Step 1: Product search,

Step 2: Adding it to the cart and

Step 3 (final step): The purchase of an item.

This will let you know which steps need more optimization and which are performing at its best. Goal funnel also consolidates the data about multiple actions/areas in one place under one report, which is very convenient for an e-commerce site owner.

Google Analytics Funnel Visualization Report

(Image courtesy

Visualizing a goal funnel in Google Analytics will be especially useful if your e-commerce check-out process has multiple pages and upsell products after every purchase.

Payment Gateway Referrals

Most e-commerce sites are set up in such a manner that when a customer completes payment on a payment gateway (e.g. PayPal) after a sale, the customer is sent back to the vendor site. When this happens, Google Analytics starts a new session with the payment gateway site as the referral and overrides the previous traffic source (referral site) that brought in the customer to your e-commerce site.

This prevents you from seeing the actual referral sources sending you successful sales.

Hence, it is critical to check if payment gateways are being inadvertently captured by Google Analytics implementation as a traffic source for sales. If that’s the case, you must add it to the Referral Exclusion List under the Property pane.

You can navigate to the Referral Exclusion List page by going to Admin à Property: Tracking Info –> Referral Exclusion List. Please refer to the below screenshot.

Adding Payment Gateway to Referral Exclusion List Google Analytics

Backend and GA Data

The most critical and the rudimentary check that you must perform as part of a Google Analytics audit is comparing the actual backend data with the GA data. Compare the orders, the total number of sales, and total revenue on GA with the backend data, and validate if they match or there are discrepancies.

The comparison shouldn’t be limited to just the successful orders but all the orders that you received.

If the difference is negligible, it won’t make a huge impact on your analytics data and can be ignored. Small discrepancies do happen at times and are inevitable. It must also be tested that the time-zones of both the backend and GA data are the same. To troubleshoot the discrepancies, it is necessary to carefully compare each transaction in the backend with the GA data.

By the way, if your Google Analytics auditing requirements are much more complex, it is highly recommended to Turn on the Enhanced E-commerce Reporting feature in Google Analytics.

By setting up this feature, you can track a wide variety of insightful e-commerce metrics about your sites such as clicks, product impressions, the performance of your checkout funnel, and internal promotions and you can even keep track of your refunds.

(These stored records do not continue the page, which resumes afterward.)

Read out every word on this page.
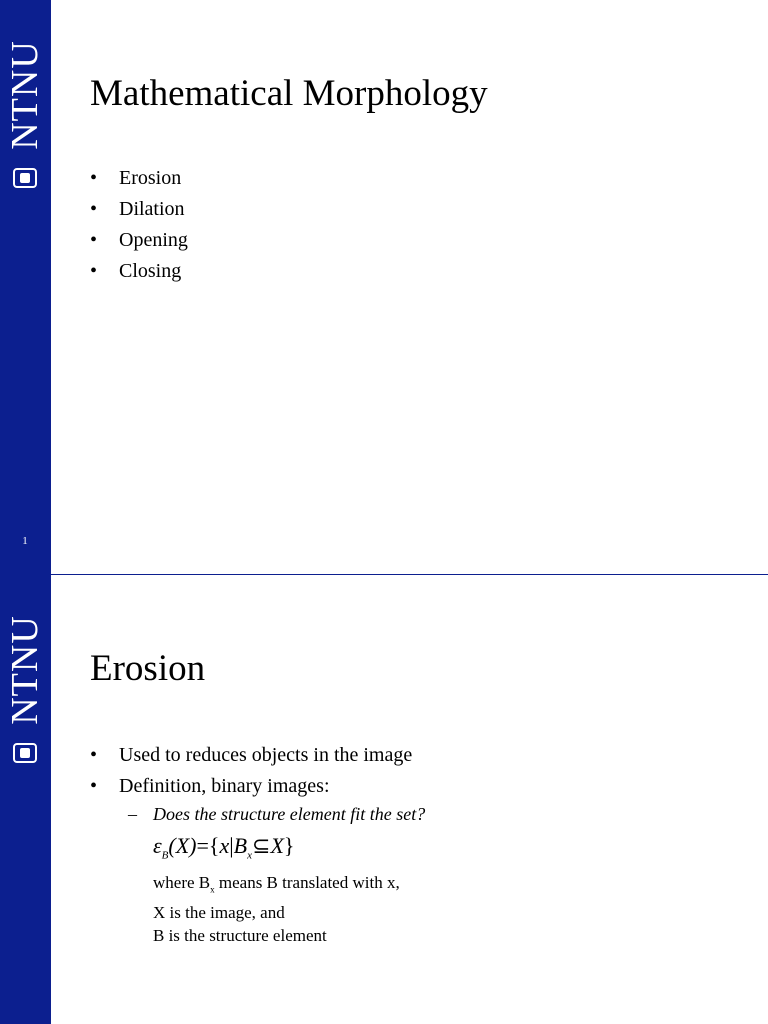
NTNU
1
Mathematical Morphology
• Erosion
• Dilation
• Opening
• Closing
NTNU Erosion
• Used to reduces objects in the image
• Definition, binary images:
– Does the structure element fit the set?
$\varepsilon_B(X)=\{x|B_x⊆X\}$
where $B_x$ means B translated with x,
X is the image, and
B is the structure element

You can access this feature in Admin à View –>E-commerce Settings

Turning on Enhanced E-commerce Reporting in Google Analytics

But after you set up the Enhanced E-commerce feature your GA auditing also becomes much more intricate as you need to check a variety of parameters across the whole site in the audit process.

Wrapping it up

You must understand that a detailed Google Analytics audit must be investigative and shouldn’t be limited to only the crucial reports or setups of the GA setup as discussed in this article. Also, different sites can have varying Google Analytics audit requirements depending on their metrics analytics needs.

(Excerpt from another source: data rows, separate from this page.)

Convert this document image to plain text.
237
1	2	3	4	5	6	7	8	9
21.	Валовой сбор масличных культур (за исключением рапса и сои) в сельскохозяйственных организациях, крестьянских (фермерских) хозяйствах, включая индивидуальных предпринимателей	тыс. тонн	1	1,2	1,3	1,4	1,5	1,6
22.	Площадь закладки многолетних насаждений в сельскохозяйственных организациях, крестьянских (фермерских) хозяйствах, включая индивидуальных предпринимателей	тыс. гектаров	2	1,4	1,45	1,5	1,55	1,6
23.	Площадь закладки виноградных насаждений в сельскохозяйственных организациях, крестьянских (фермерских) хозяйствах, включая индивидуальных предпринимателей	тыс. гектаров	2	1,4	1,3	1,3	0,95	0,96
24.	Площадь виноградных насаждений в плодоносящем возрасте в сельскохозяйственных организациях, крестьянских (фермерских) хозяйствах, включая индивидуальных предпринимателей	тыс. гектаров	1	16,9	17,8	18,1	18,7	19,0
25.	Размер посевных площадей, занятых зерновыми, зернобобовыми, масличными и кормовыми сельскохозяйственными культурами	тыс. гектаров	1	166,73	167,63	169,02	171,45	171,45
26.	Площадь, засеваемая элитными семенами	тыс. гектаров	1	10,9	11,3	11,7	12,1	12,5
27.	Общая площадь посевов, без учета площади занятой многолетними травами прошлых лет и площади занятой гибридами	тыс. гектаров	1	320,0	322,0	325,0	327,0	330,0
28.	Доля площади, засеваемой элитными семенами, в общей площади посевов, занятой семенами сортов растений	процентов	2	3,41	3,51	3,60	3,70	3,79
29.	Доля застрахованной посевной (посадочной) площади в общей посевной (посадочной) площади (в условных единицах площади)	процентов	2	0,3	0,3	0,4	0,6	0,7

Basic metrics tracking will only require a straight-forward audit, but if it goes into finer details and involves interaction with other tools, the audit must be well-laid out and detailed, e.g. In a scenario where the data generated by the triggers and tags created in Google Tag Manager are fed into GA.

Hence, to make the GA audit comprehensive and thorough, you must make a checklist of setups/reports that you need to validate to make the process easier and efficient.